The settlement totals $725,000 to resolve credit damage, mental distress, increased risk of future identity theft and time and costs associated with preventing identity theft, according to a notice posted on the website of James H. Brown and Associates, an Edmonton law firm working with Calgary-based D’Arcy and Deacon on the lawsuit.
“We’re hoping that this sends a message out there to corporate Canada that they have got to be more careful when they’re dealing with personal records,” said Clint Docken, of D’Arcy and Deacon on Sunday.
The lawsuit originally sought $11 million.
It was filed in 2014 against Medicentres Canada Inc., AbleIT Inc. and third-party individuals after an unencrypted laptop of an IT consultant for Medicentres was stolen from an Edmonton medical clinic in September 2013. The computer contained the names, birth dates, Alberta Health Care numbers, and Alberta Health diagnostic codes of people who attended a Medicentre clinic in Edmonton or Calgary between May 2, 2011 and Sept. 19, 2013.
People who were affected by the records loss can register with the law firms. There are different categories of claimants, including those who suffered mental stress and sought medical attention; those who can show that their identities had been stolen as a result; and those concerned about identity theft.
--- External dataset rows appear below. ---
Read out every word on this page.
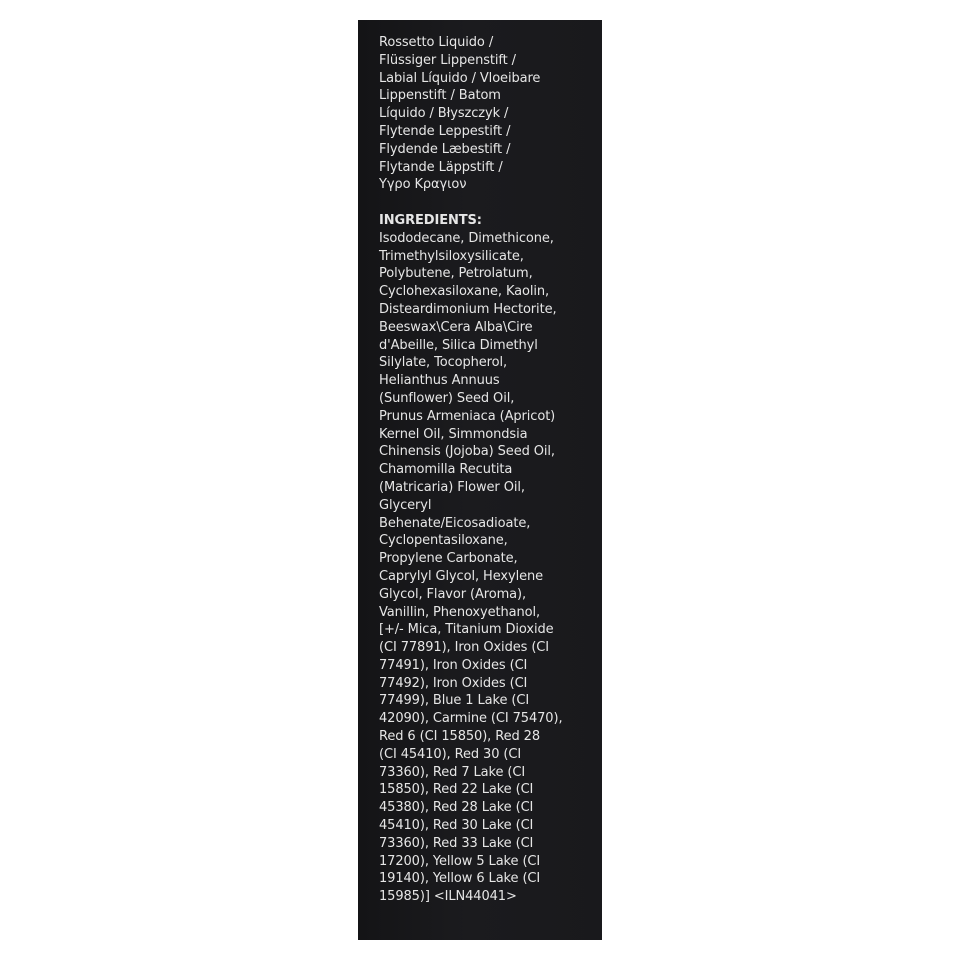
Rossetto Liquido /
Flüssiger Lippenstift /
Labial Líquido / Vloeibare
Lippenstift / Batom
Líquido / Błyszczyk /
Flytende Leppestift /
Flydende Læbestift /
Flytande Läppstift /
Υγρο Κραγιον
INGREDIENTS:
Isododecane, Dimethicone,
Trimethylsiloxysilicate,
Polybutene, Petrolatum,
Cyclohexasiloxane, Kaolin,
Disteardimonium Hectorite,
Beeswax\Cera Alba\Cire
d'Abeille, Silica Dimethyl
Silylate, Tocopherol,
Helianthus Annuus
(Sunflower) Seed Oil,
Prunus Armeniaca (Apricot)
Kernel Oil, Simmondsia
Chinensis (Jojoba) Seed Oil,
Chamomilla Recutita
(Matricaria) Flower Oil,
Glyceryl
Behenate/Eicosadioate,
Cyclopentasiloxane,
Propylene Carbonate,
Caprylyl Glycol, Hexylene
Glycol, Flavor (Aroma),
Vanillin, Phenoxyethanol,
[+/- Mica, Titanium Dioxide
(CI 77891), Iron Oxides (CI
77491), Iron Oxides (CI
77492), Iron Oxides (CI
77499), Blue 1 Lake (CI
42090), Carmine (CI 75470),
Red 6 (CI 15850), Red 28
(CI 45410), Red 30 (CI
73360), Red 7 Lake (CI
15850), Red 22 Lake (CI
45380), Red 28 Lake (CI
45410), Red 30 Lake (CI
73360), Red 33 Lake (CI
17200), Yellow 5 Lake (CI
19140), Yellow 6 Lake (CI
15985)] <ILN44041>
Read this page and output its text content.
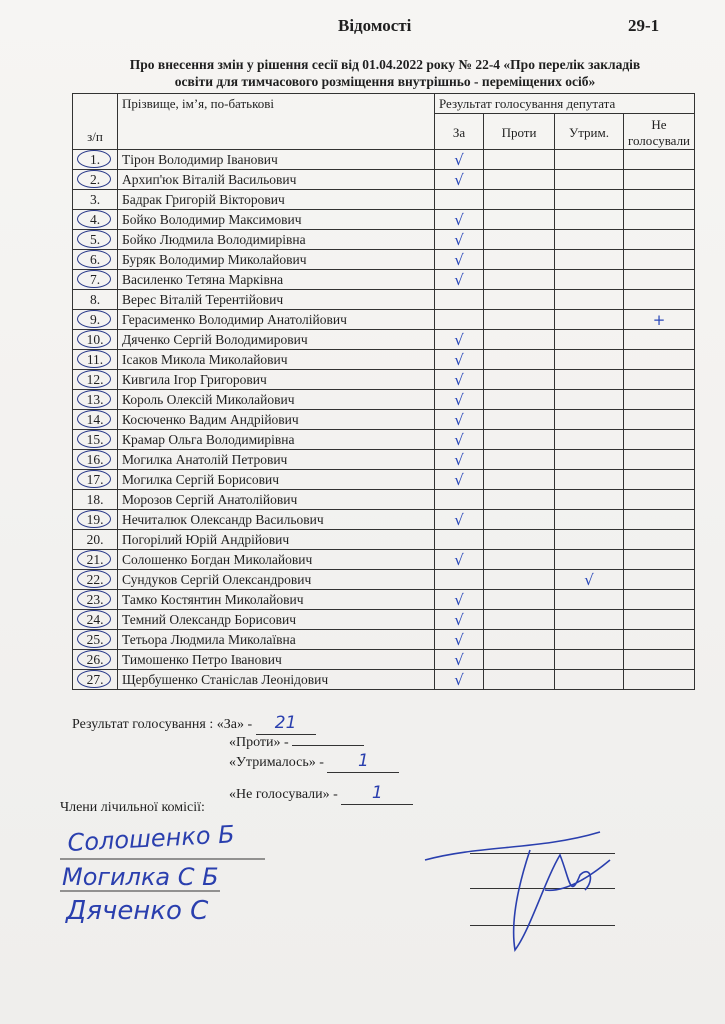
Відомості	29-1
Про внесення змін у рішення сесії від 01.04.2022 року № 22-4 «Про перелік закладів
освіти для тимчасового розміщення внутрішньо - переміщених осіб»
з/п	Прізвище, ім’я, по-батькові	Результат голосування депутата			
		За	Проти	Утрим.	Не
голосували

1.	Тірон Володимир Іванович	√			
2.	Архип'юк Віталій Васильович	√			
3.	Бадрак Григорій Вікторович				
4.	Бойко Володимир Максимович	√			
5.	Бойко Людмила Володимирівна	√			
6.	Буряк Володимир Миколайович	√			
7.	Василенко Тетяна Марківна	√			
8.	Верес Віталій Терентійович				
9.	Герасименко Володимир Анатолійович				+
10.	Дяченко Сергій Володимирович	√			
11.	Ісаков Микола Миколайович	√			
12.	Кивгила Ігор Григорович	√			
13.	Король Олексій Миколайович	√			
14.	Косюченко Вадим Андрійович	√			
15.	Крамар Ольга Володимирівна	√			
16.	Могилка Анатолій Петрович	√			
17.	Могилка Сергій Борисович	√			
18.	Морозов Сергій Анатолійович				
19.	Нечиталюк Олександр Васильович	√			
20.	Погорілий Юрій Андрійович				
21.	Солошенко Богдан Миколайович	√			
22.	Сундуков Сергій Олександрович			√	
23.	Тамко Костянтин Миколайович	√			
24.	Темний Олександр Борисович	√			
25.	Тетьора Людмила Миколаївна	√			
26.	Тимошенко Петро Іванович	√			
27.	Щербушенко Станіслав Леонідович	√			
Результат голосування : «За» - 21
«Проти» -
«Утрималось» - 1
«Не голосували» - 1
Члени лічильної комісії:
Солошенко Б
Могилка С Б
Дяченко С
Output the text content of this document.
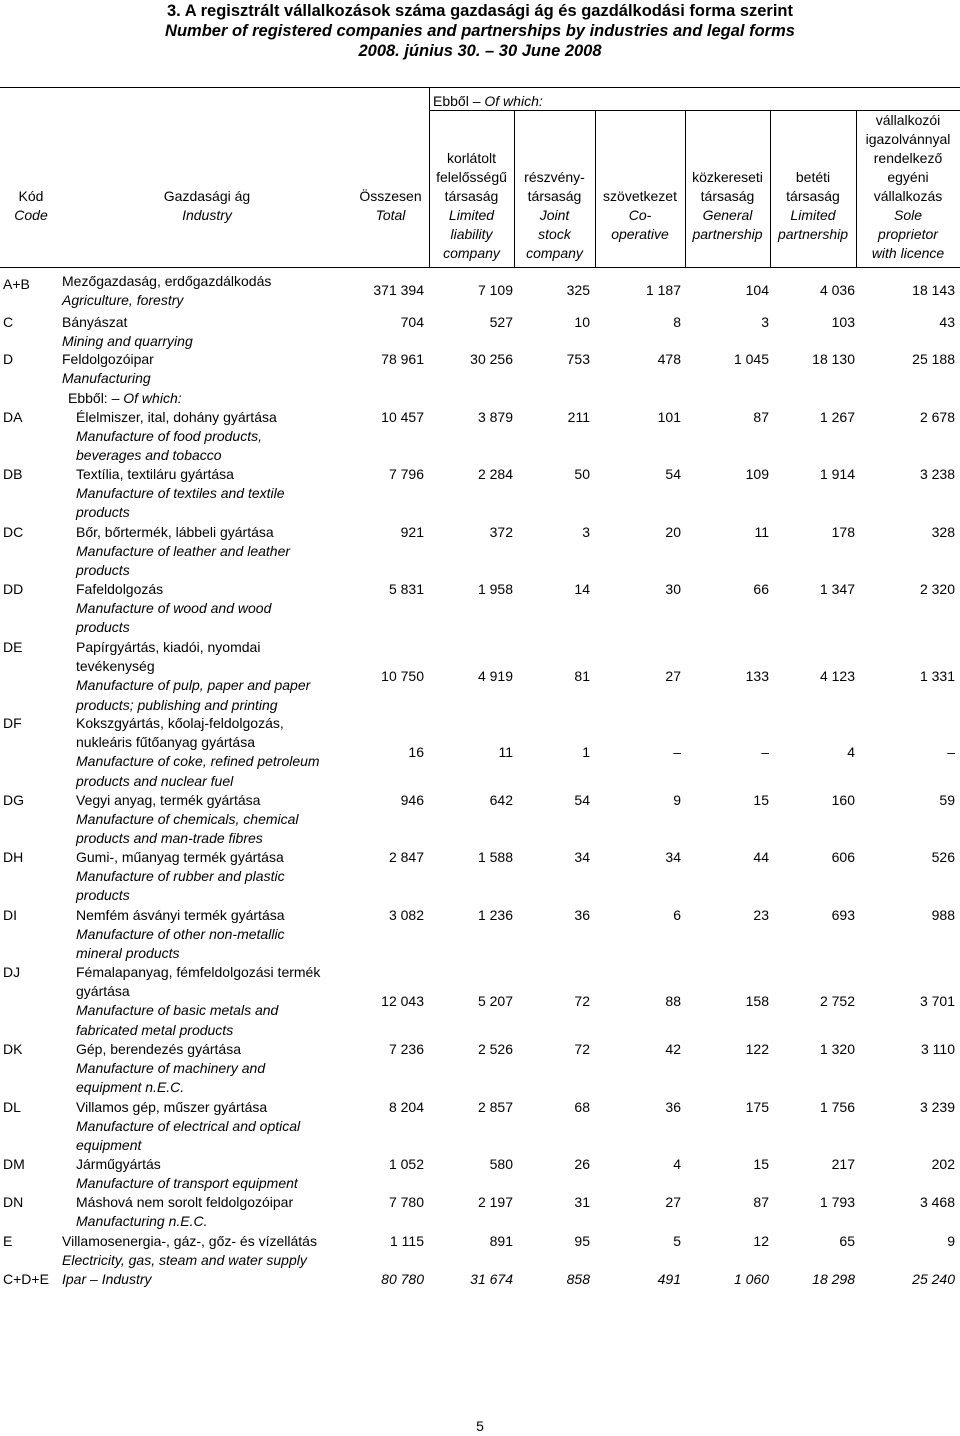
3. A regisztrált vállalkozások száma gazdasági ág és gazdálkodási forma szerint
Number of registered companies and partnerships by industries and legal forms
2008. június 30. – 30 June 2008
Kód
Code
Gazdasági ág
Industry
Összesen
Total
Ebből – Of which:
korlátolt
felelősségű
társaság
Limited
liability
company
részvény-
társaság
Joint
stock
company
szövetkezet
Co-
operative
közkereseti
társaság
General
partnership
betéti
társaság
Limited
partnership
vállalkozói
igazolvánnyal
rendelkező
egyéni
vállalkozás
Sole
proprietor
with licence
A+B Mezőgazdaság, erdőgazdálkodás
Agriculture, forestry
371 394	7 109	325	1 187	104	4 036	18 143
C	Bányászat
Mining and quarrying
704	527	10	8	3	103	43
D	Feldolgozóipar
Manufacturing
78 961	30 256	753	478	1 045	18 130	25 188
Ebből: – Of which:
DA	Élelmiszer, ital, dohány gyártása
Manufacture of food products,
beverages and tobacco
10 457	3 879	211	101	87	1 267	2 678
DB	Textília, textiláru gyártása
Manufacture of textiles and textile
products
7 796	2 284	50	54	109	1 914	3 238
DC	Bőr, bőrtermék, lábbeli gyártása
Manufacture of leather and leather
products
921	372	3	20	11	178	328
DD	Fafeldolgozás
Manufacture of wood and wood
products
5 831	1 958	14	30	66	1 347	2 320
DE	Papírgyártás, kiadói, nyomdai
tevékenység
Manufacture of pulp, paper and paper
products; publishing and printing
10 750	4 919	81	27	133	4 123	1 331
DF	Kokszgyártás, kőolaj-feldolgozás,
nukleáris fűtőanyag gyártása
Manufacture of coke, refined petroleum
products and nuclear fuel
16	11	1	–	–	4	–
DG	Vegyi anyag, termék gyártása
Manufacture of chemicals, chemical
products and man-trade fibres
946	642	54	9	15	160	59
DH	Gumi-, műanyag termék gyártása
Manufacture of rubber and plastic
products
2 847	1 588	34	34	44	606	526
DI	Nemfém ásványi termék gyártása
Manufacture of other non-metallic
mineral products
3 082	1 236	36	6	23	693	988
DJ	Fémalapanyag, fémfeldolgozási termék
gyártása
Manufacture of basic metals and
fabricated metal products
12 043	5 207	72	88	158	2 752	3 701
DK	Gép, berendezés gyártása
Manufacture of machinery and
equipment n.E.C.
7 236	2 526	72	42	122	1 320	3 110
DL	Villamos gép, műszer gyártása
Manufacture of electrical and optical
equipment
8 204	2 857	68	36	175	1 756	3 239
DM	Járműgyártás
Manufacture of transport equipment
1 052	580	26	4	15	217	202
DN	Máshová nem sorolt feldolgozóipar
Manufacturing n.E.C.
7 780	2 197	31	27	87	1 793	3 468
E	Villamosenergia-, gáz-, gőz- és vízellátás
Electricity, gas, steam and water supply
1 115	891	95	5	12	65	9
C+D+E Ipar – Industry	80 780	31 674	858	491	1 060	18 298	25 240
5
Then-Alberta health minister Fred Horne said he was outraged he was told about the case only months later.
The proposed settlement must be approved by court, which will determine if it’s fair, reasonable and in the best interest of class members.
An application to approve the settlement will be heard in Edmonton on July 7. If the settlement is approved, the law firms will advertise notices to advise class action members on how to receive settlement benefits. “If there is not sufficient monies to pay all claims in full, certain claims will be reduced on a proportional basis,” said the notice.